Desperdicio de agua y energía, incorrecta separación de residuos… son algunos de los ‘pecados ecológicos’ más comunes de los salones de belleza, así que para solventarlos una de las empresas líderes del sector ha puesto en marcha en España una escuela pionera que en 2011 prevé formar a 8.000 “ecopeluqueros”.

La “academia verde” tiene como objetivo que los alumnos que acudan a ella a aprender peluquería o a perfeccionarse en la profesión, se instruyan también “en cómo debe ser una peluquería sostenible y en qué medidas deben tomar en su trabajo cotidiano para no dañar el medio ambiente”, explica Rosa Ramos, una de las responsables de esta iniciativa.

Inversión del sector privado

Para lograrlo, la firma L’Oreal, impulsora del proyecto, ha construido en Madrid un enorme “ecosalón de belleza” que pretende servir de modelo a las más de 35.000 peluquerías que existen en España. La “peluquería del futuro”, como la define Ramos, está “íntegramente construida con materiales respetuosos con el medio ambiente”.

Así, los muebles y el pavimento han sido realizados con ecomat, un material fabricado con plástico reciclado y huesos de aceitunas; los tabiques son paneles hechos con fibra de celulosa obtenida de papel reciclado, la cerámica y la pintura son fotocatalíticas (mucho menos contaminantes), las bombillas de bajo consumo, la madera con la certificación de sostenibilidad FSC y los diferentes metales empleados son también reciclados.

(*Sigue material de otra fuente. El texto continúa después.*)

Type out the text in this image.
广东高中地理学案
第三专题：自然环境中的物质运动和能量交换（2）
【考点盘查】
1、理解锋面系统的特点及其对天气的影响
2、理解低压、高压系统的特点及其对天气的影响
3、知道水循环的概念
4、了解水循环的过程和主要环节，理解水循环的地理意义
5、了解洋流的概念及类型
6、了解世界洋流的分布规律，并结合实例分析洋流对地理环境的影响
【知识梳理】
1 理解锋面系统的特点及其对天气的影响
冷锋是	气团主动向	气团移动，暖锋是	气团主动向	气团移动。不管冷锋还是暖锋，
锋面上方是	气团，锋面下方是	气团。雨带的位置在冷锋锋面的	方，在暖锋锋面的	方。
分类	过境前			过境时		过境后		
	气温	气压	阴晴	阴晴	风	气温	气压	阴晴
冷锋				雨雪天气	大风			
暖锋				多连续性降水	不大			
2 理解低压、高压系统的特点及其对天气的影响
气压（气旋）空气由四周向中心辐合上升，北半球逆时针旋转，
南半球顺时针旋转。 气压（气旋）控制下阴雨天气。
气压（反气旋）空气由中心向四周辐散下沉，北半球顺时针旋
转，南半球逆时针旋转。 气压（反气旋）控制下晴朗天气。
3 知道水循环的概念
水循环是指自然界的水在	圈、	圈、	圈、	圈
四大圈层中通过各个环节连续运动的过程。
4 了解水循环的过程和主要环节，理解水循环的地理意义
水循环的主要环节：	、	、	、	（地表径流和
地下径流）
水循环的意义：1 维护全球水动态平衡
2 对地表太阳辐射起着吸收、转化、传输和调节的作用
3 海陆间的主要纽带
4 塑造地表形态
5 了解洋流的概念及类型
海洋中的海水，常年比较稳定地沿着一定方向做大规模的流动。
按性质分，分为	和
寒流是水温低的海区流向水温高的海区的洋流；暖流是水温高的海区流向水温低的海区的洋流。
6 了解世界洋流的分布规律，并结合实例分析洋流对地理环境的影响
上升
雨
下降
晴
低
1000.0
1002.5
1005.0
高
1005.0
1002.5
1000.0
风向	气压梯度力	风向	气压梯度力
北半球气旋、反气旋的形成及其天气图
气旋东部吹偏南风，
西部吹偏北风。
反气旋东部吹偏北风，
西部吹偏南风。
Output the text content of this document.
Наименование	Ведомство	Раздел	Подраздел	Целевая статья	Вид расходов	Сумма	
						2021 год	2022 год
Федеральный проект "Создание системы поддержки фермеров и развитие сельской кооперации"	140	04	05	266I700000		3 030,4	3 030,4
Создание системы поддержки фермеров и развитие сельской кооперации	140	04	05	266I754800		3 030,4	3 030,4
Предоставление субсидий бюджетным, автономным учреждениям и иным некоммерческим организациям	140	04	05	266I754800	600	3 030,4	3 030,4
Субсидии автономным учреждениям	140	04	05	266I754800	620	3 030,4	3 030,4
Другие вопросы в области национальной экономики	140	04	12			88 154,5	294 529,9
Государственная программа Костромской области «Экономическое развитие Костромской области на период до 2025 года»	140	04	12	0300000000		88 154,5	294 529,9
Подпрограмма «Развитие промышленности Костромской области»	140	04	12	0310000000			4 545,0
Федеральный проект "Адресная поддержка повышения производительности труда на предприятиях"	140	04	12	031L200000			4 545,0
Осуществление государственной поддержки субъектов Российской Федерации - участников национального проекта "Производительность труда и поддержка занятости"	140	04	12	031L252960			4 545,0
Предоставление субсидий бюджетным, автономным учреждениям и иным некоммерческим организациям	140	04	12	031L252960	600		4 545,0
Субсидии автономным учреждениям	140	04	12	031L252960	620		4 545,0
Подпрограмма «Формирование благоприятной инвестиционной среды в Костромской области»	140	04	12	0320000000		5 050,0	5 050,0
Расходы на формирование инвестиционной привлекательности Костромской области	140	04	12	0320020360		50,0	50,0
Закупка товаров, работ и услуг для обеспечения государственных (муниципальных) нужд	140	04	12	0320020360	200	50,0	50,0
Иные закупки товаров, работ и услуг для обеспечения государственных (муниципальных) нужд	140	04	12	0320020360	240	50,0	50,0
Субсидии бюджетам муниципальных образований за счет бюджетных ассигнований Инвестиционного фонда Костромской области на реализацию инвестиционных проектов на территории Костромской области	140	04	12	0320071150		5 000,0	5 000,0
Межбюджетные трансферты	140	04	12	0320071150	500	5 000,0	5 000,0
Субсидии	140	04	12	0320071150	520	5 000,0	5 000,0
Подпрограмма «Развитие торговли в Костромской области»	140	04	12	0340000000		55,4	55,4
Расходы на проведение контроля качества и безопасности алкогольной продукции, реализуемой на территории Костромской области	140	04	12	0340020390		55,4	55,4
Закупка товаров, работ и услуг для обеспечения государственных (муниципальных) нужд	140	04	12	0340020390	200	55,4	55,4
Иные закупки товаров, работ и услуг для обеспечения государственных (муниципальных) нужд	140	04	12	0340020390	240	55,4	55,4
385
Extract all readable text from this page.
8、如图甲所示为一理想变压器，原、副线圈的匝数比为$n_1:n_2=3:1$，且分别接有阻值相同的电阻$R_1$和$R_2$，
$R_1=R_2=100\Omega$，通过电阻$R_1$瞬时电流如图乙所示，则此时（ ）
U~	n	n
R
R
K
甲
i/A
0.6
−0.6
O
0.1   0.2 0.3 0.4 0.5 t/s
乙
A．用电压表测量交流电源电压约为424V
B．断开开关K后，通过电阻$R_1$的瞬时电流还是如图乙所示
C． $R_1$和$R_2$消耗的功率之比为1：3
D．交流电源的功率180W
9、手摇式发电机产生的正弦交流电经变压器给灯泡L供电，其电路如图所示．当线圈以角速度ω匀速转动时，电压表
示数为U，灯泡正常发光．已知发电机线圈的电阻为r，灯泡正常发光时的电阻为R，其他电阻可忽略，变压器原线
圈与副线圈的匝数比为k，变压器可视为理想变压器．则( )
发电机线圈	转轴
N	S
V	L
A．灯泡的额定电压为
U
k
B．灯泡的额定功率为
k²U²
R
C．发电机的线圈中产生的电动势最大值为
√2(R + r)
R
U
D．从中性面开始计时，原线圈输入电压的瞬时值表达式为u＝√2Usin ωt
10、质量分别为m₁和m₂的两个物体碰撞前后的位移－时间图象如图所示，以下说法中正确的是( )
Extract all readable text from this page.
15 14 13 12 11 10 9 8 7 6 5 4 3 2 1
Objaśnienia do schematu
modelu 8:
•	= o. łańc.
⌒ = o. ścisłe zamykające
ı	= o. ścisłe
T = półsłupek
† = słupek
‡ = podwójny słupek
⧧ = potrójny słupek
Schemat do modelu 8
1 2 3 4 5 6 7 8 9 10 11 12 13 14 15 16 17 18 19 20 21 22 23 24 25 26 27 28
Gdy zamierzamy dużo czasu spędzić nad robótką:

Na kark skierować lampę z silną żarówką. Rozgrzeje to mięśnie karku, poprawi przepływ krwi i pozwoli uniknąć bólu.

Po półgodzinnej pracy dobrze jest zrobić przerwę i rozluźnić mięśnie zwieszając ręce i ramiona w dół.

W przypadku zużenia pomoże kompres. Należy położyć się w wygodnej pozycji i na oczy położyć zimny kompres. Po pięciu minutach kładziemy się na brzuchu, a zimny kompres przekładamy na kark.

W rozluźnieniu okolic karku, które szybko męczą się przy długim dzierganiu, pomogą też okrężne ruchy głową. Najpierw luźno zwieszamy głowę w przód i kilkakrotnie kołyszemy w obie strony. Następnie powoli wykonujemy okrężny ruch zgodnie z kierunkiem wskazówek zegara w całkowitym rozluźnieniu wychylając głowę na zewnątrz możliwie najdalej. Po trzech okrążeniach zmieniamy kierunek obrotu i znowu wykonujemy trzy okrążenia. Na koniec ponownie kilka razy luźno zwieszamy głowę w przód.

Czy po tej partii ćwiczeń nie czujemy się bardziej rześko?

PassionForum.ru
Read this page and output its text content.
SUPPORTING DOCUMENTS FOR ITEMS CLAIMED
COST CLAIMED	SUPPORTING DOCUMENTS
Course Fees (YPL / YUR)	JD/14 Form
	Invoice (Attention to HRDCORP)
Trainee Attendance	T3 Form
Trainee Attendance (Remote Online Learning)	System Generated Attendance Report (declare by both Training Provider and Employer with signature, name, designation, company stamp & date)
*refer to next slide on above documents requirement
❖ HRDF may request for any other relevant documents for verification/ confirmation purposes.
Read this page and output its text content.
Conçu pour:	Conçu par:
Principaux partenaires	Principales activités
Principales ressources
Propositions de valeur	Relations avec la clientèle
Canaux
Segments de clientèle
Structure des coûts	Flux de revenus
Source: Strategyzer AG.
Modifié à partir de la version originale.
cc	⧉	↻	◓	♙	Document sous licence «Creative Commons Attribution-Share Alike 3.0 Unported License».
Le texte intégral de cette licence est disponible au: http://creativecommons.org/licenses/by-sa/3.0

Tecnología al servicio del planeta

Además, la academia se climatiza mediante la aplicación del denominado “frío solar”, una tecnología de placas solares que genera energía para proporcionar calefacción, refrigeración y agua caliente sanitaria.

Un circuito radiante, que recorre el techo del salón de belleza, es el encargado de distribuir frío o calor de forma uniforme y en silencio, evitando corrientes de aire y ruido de los ventiladores; y es el que aporta también el agua caliente.

Reutilización y conciencia

“Tenemos limitado a 6,4 litros por minuto el caudal de consumo de los 14 lavacabezas que tenemos, y todo el agua que usamos para lavar el pelo la recoge un sistema que la lleva a una especie de filtros que la limpian para volverla a utilizar en las cisternas de los inodoros”, señala Ramos.

El agua reciclada por los filtros posee un especial protagonismo en el salón, cuyo suelo transparente permite ver como pasa limpia a los baños para su reutilización. El objetivo es que los alumnos “no tengan más remedio que contemplar esta lámina de agua reciclada y tomar conciencia de la importancia de hacer un consumo responsable de este recurso”.

No obstante, una de las acciones de gestión ambiental más llamativas de la peluquería es su sistema de reciclaje, articulado a través de unos contenedores integrados en el mobiliario como si de cajones del lavacabezas se tratara, “con orificios perfectamente señalizados que sirven a los aprendices para clasificar todos materiales que desechan”.

Al final del día “recogemos todos esos desechos que han sido separados y los depositamos en los diferentes contenedores del muro del reciclaje -una pared de la peluquería en cuyo interior se esconden los contenedores multicolores-“. Cristina Jiménez, una de las alumnas que ha estrenado el “ecosalón” asegura que en él está “aprendiendo prácticas” que nunca va a “olvidar”, como “a separar y reciclar todo, o a no dejar los planchas siempre encendidas”.